Given that lithium iron phosphate battery powered jet
airliners – like those proposed by Bauhaus Luftfahrt – are still decades away,
is the Airbus A350 currently the greenest conventionally fueled jet powered
passenger plane?
By: Ringo Bones
Given that it successfully flew its maiden flight without
incident at 0800 GMT back in Friday, June 14, 2013 at Toulouse, France, Airbus’
latest passenger plane – and slated to compete commercially with the Boeing 787
Dreamliner – the A350 is chock full of the latest boutique high-tech aerospace
design concepts all aimed at to reduce its fuel consumption. But does it truly
qualify its credentials as the greenest conventionally fuelled passenger plane?
After the various components are delivered by the Beluga
cargo plane to Airbus’ main plant – i.e. the fuselage was assembled in Germany
while the new fuel-efficient high-thrust engines are manufactured in the UK
while the avionics in the plane’s nose are from France– the A350 is also slated
to be Airbus’ headline product in the 2013 Paris Air Show. The mostly made of
carbon fiber fuselage and wings which on average weigh a fifth that of steel
allows the A350 to be more fuel efficient than current and competing models.
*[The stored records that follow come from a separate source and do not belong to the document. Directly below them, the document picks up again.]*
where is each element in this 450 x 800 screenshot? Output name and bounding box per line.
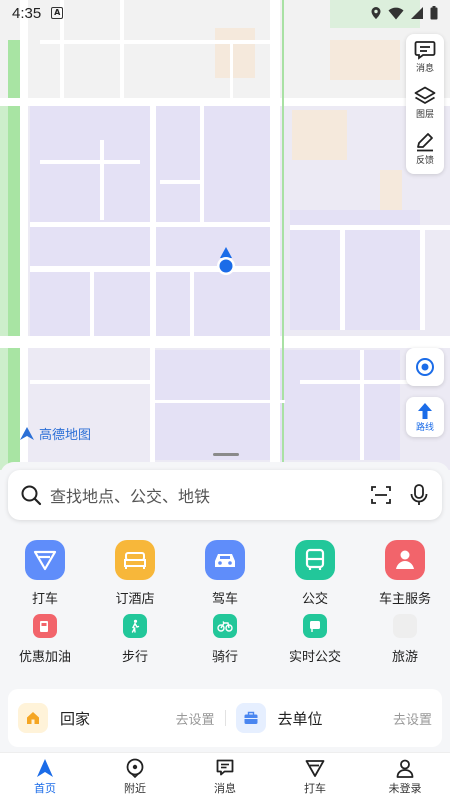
microphone-icon xyxy=(410,484,428,505)
tab-messages[interactable]: 消息 xyxy=(180,753,270,800)
search-bar[interactable]: 查找地点、公交、地铁 xyxy=(8,470,442,520)
layers-tool-label: 图层 xyxy=(415,110,434,120)
service-travel[interactable]: 旅游 xyxy=(360,614,450,665)
tab-label: 首页 xyxy=(34,781,56,795)
hotel-bed-icon xyxy=(115,540,155,580)
walk-icon xyxy=(123,614,147,638)
service-label: 优惠加油 xyxy=(18,650,71,665)
map-canvas xyxy=(0,0,450,470)
service-bike[interactable]: 骑行 xyxy=(180,614,270,665)
status-bar: 4:35 A xyxy=(0,0,450,26)
bottom-sheet: 查找地点、公交、地铁 打车 订酒店 驾车 公交 车主服务 优惠加油 步行 骑行 … xyxy=(0,453,450,752)
layers-tool-button[interactable]: 图层 xyxy=(406,80,444,126)
tab-label: 消息 xyxy=(214,781,236,795)
service-label: 订酒店 xyxy=(115,592,155,607)
sheet-drag-handle[interactable] xyxy=(213,453,239,456)
voice-search-button[interactable] xyxy=(408,483,430,507)
route-arrow-icon xyxy=(418,402,432,419)
service-label: 车主服务 xyxy=(378,592,431,607)
feedback-tool-label: 反馈 xyxy=(415,156,434,166)
search-input[interactable]: 查找地点、公交、地铁 xyxy=(50,483,362,507)
service-car-owner[interactable]: 车主服务 xyxy=(360,540,450,607)
sim-icon: A xyxy=(51,7,64,19)
battery-icon xyxy=(430,6,438,20)
home-icon xyxy=(18,703,48,733)
service-walk[interactable]: 步行 xyxy=(90,614,180,665)
scan-button[interactable] xyxy=(370,484,392,506)
scan-icon xyxy=(371,486,391,504)
tab-taxi[interactable]: 打车 xyxy=(270,753,360,800)
message-icon xyxy=(414,41,436,60)
main-services-grid: 打车 订酒店 驾车 公交 车主服务 xyxy=(0,540,450,607)
wifi-icon xyxy=(388,7,404,20)
bus-icon xyxy=(295,540,335,580)
locate-me-button[interactable] xyxy=(406,348,444,386)
search-icon xyxy=(21,485,42,506)
navigation-arrow-icon xyxy=(37,758,53,777)
bottom-tab-bar: 首页 附近 消息 打车 未登录 xyxy=(0,752,450,800)
work-label: 去单位 xyxy=(277,709,323,728)
home-shortcut[interactable]: 回家 去设置 xyxy=(8,689,225,747)
service-label: 旅游 xyxy=(391,650,418,665)
fuel-icon xyxy=(33,614,57,638)
service-label: 驾车 xyxy=(211,592,238,607)
work-setup-link[interactable]: 去设置 xyxy=(393,709,432,728)
home-label: 回家 xyxy=(60,709,91,728)
service-drive[interactable]: 驾车 xyxy=(180,540,270,607)
service-hotel[interactable]: 订酒店 xyxy=(90,540,180,607)
user-icon xyxy=(396,759,414,778)
taxi-icon xyxy=(305,759,325,777)
tab-nearby[interactable]: 附近 xyxy=(90,753,180,800)
quick-places-card: 回家 去设置 去单位 去设置 xyxy=(8,689,442,747)
work-shortcut[interactable]: 去单位 去设置 xyxy=(226,689,443,747)
map-view[interactable] xyxy=(0,0,450,470)
amap-logo-icon xyxy=(20,426,34,440)
service-label: 实时公交 xyxy=(288,650,341,665)
message-icon xyxy=(216,759,234,775)
tab-label: 未登录 xyxy=(388,781,422,795)
amap-logo-text: 高德地图 xyxy=(39,428,92,443)
service-label: 公交 xyxy=(301,592,328,607)
pencil-icon xyxy=(417,133,433,152)
layers-icon xyxy=(414,86,436,104)
service-label: 步行 xyxy=(121,650,148,665)
amap-logo: 高德地图 xyxy=(18,424,91,443)
briefcase-icon xyxy=(235,703,266,733)
status-time: 4:35 xyxy=(12,4,42,22)
taxi-icon xyxy=(25,540,65,580)
feedback-tool-button[interactable]: 反馈 xyxy=(406,126,444,172)
secondary-services-grid: 优惠加油 步行 骑行 实时公交 旅游 xyxy=(0,614,450,665)
tab-label: 打车 xyxy=(304,781,326,795)
signal-icon xyxy=(411,7,423,19)
tab-label: 附近 xyxy=(124,781,146,795)
map-toolbar: 消息 图层 反馈 xyxy=(406,34,444,174)
car-owner-icon xyxy=(385,540,425,580)
service-bus[interactable]: 公交 xyxy=(270,540,360,607)
home-setup-link[interactable]: 去设置 xyxy=(175,709,214,728)
service-fuel[interactable]: 优惠加油 xyxy=(0,614,90,665)
nearby-pin-icon xyxy=(126,758,144,778)
tab-profile[interactable]: 未登录 xyxy=(360,753,450,800)
bicycle-icon xyxy=(213,614,237,638)
messages-tool-button[interactable]: 消息 xyxy=(406,34,444,80)
service-realtime-bus[interactable]: 实时公交 xyxy=(270,614,360,665)
service-label: 打车 xyxy=(31,592,58,607)
location-status-icon xyxy=(371,7,381,19)
car-icon xyxy=(205,540,245,580)
route-button-label: 路线 xyxy=(415,422,434,433)
realtime-bus-icon xyxy=(303,614,327,638)
tab-home[interactable]: 首页 xyxy=(0,753,90,800)
route-button[interactable]: 路线 xyxy=(406,397,444,437)
messages-tool-label: 消息 xyxy=(415,64,434,74)
locate-icon xyxy=(416,358,434,376)
travel-icon xyxy=(393,614,417,638)
service-taxi[interactable]: 打车 xyxy=(0,540,90,607)
service-label: 骑行 xyxy=(211,650,238,665)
The unique wing shape and the large titanium fan blades of
the new Rolls Royce turbofan engine whose inside working temperature is half
that of the surface temperature of the sun and the monocrystalline heat
resistant alloy of the inner turbine blades all work in conjunction to make the
Airbus A350 the most fuel efficient conventionally fuelled plane in current
production. Given that the Boeing 787 Dreamliner has just recently shaken up
the unairworthyness of the lithium batteries of its auxiliary power unit, the
Airbus A350 could well be the unopposed greenest passenger plane currently
exhibited on the 2013 Paris Air Show.